There is also an option of running QEMU but without virtualisation support it won’t run particularly fast (There has been recent attempts at adding virtualisation but it’s in an unfinished state). Also there may be issues with passing through the physical hardware to the VM if that’s the purpose of running the Windows applications in the first place. That said I have used it for older versions of Windows on QEMU on Haiku and its okay for the basics if you are patient with it.

Wine these days has WoW64. 32-bit applications should “just work” on a pure 64-bit system as long as you have a recent version of Wine.

As a bonus, WoW64 also makes it relatively easy to run x86 Windows applications on ARM or RISC-V.

does wine on our 64bit revo has this?

No, I believe WoW64 has been ready since Wine 9.0: Wine 9.0 · wine / wine · GitLab

If i understand correctly the Makefile is generated so the changes should be done on wine/configure.ac at master · wine-mirror/wine · GitHub and wine/configure at master · wine-mirror/wine · GitHub? All i see there is llvm -ld flags.

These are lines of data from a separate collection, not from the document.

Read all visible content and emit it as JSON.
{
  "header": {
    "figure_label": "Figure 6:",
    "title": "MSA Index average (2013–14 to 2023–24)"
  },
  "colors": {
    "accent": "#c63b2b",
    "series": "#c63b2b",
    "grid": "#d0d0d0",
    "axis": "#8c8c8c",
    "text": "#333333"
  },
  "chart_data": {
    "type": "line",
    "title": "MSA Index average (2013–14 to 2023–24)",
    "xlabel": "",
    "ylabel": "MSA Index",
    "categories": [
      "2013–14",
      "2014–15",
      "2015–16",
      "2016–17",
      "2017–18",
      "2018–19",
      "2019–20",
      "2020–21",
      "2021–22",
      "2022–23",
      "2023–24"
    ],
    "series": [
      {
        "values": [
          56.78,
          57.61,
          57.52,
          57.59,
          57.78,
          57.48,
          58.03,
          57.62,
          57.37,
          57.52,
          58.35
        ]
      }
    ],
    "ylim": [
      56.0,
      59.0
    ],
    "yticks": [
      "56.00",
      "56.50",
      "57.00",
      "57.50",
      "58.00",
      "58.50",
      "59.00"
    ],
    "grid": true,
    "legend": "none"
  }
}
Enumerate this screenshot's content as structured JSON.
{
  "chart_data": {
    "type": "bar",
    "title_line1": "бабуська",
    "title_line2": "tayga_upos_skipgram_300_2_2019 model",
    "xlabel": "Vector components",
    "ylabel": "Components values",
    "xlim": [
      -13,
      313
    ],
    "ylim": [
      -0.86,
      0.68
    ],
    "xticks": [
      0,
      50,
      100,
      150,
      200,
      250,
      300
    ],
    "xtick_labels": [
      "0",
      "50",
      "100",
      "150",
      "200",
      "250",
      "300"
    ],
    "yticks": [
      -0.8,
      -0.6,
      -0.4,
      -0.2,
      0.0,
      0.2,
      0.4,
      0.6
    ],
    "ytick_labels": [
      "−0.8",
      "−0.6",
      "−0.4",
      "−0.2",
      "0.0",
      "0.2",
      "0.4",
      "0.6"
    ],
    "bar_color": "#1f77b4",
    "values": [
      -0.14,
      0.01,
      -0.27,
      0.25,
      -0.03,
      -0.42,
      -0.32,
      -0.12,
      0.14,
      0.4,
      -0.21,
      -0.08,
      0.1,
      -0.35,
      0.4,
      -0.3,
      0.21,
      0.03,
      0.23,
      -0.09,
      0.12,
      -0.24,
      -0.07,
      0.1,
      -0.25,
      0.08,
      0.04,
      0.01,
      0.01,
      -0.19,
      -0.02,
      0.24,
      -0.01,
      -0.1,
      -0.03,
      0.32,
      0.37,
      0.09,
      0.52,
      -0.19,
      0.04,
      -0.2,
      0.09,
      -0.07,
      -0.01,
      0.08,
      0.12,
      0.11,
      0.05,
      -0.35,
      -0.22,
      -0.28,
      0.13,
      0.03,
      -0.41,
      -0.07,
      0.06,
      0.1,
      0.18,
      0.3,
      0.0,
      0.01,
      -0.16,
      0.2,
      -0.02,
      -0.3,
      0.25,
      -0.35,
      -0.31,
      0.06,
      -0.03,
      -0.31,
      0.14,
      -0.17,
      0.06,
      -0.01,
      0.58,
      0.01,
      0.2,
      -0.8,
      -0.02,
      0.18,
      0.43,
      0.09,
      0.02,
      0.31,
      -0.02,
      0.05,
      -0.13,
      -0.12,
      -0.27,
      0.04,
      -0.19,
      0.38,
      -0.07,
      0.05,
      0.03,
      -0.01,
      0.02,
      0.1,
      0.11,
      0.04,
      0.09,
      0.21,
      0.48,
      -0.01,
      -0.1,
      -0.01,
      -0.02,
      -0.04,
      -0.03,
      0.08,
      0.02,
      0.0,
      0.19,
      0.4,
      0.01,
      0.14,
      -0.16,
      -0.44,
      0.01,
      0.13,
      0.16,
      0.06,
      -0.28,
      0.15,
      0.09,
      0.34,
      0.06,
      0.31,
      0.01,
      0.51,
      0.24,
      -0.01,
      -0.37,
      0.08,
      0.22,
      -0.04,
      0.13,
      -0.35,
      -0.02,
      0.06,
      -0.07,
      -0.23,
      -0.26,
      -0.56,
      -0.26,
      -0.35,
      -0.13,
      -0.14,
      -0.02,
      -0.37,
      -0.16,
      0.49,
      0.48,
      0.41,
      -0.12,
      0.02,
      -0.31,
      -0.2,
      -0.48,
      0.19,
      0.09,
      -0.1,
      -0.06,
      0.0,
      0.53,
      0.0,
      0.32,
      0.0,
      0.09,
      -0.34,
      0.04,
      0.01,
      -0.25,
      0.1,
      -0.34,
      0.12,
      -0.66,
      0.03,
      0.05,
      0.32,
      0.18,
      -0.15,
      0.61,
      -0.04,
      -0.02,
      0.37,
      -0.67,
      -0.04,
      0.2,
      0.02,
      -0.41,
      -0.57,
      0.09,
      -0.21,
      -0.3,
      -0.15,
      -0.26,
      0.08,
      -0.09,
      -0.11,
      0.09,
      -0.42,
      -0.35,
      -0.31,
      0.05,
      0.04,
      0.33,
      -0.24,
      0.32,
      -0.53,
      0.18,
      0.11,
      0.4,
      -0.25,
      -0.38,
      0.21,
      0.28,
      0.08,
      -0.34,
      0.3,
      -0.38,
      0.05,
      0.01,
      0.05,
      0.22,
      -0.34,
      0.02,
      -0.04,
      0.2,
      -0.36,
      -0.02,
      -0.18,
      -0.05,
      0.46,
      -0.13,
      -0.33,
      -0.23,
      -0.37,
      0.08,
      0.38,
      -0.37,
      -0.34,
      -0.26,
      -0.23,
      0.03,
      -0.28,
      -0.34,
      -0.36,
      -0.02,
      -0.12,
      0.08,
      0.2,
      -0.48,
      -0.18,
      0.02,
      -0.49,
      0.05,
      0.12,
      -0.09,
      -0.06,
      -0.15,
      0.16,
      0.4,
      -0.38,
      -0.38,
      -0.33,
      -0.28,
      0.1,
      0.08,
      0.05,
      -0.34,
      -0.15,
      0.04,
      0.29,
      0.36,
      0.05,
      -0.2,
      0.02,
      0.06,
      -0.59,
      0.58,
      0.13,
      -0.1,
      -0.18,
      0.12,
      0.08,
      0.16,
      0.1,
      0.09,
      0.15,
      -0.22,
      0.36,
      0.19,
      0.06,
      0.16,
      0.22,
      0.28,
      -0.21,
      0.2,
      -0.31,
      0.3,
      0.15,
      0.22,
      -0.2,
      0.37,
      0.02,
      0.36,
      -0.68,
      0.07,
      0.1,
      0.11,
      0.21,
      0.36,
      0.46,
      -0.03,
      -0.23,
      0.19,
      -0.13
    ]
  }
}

I think so, but sometimes it is not as straightforward as I made it out to be. The only mention of -ldl I see is at line 2073, try and see if editing AC_SEARCH_LIBS(dlopen, dl) into AC_SEARCH_LIBS(dlopen) does the trick. If not it could be set somewhere else or be called some other ways, like “libdl”, “dl” or something like that.
Also, I can imagine it being confusing but -ldl and -ld are 2 different things, people in FOSS seem to love coming up with the most confusing names ever for things.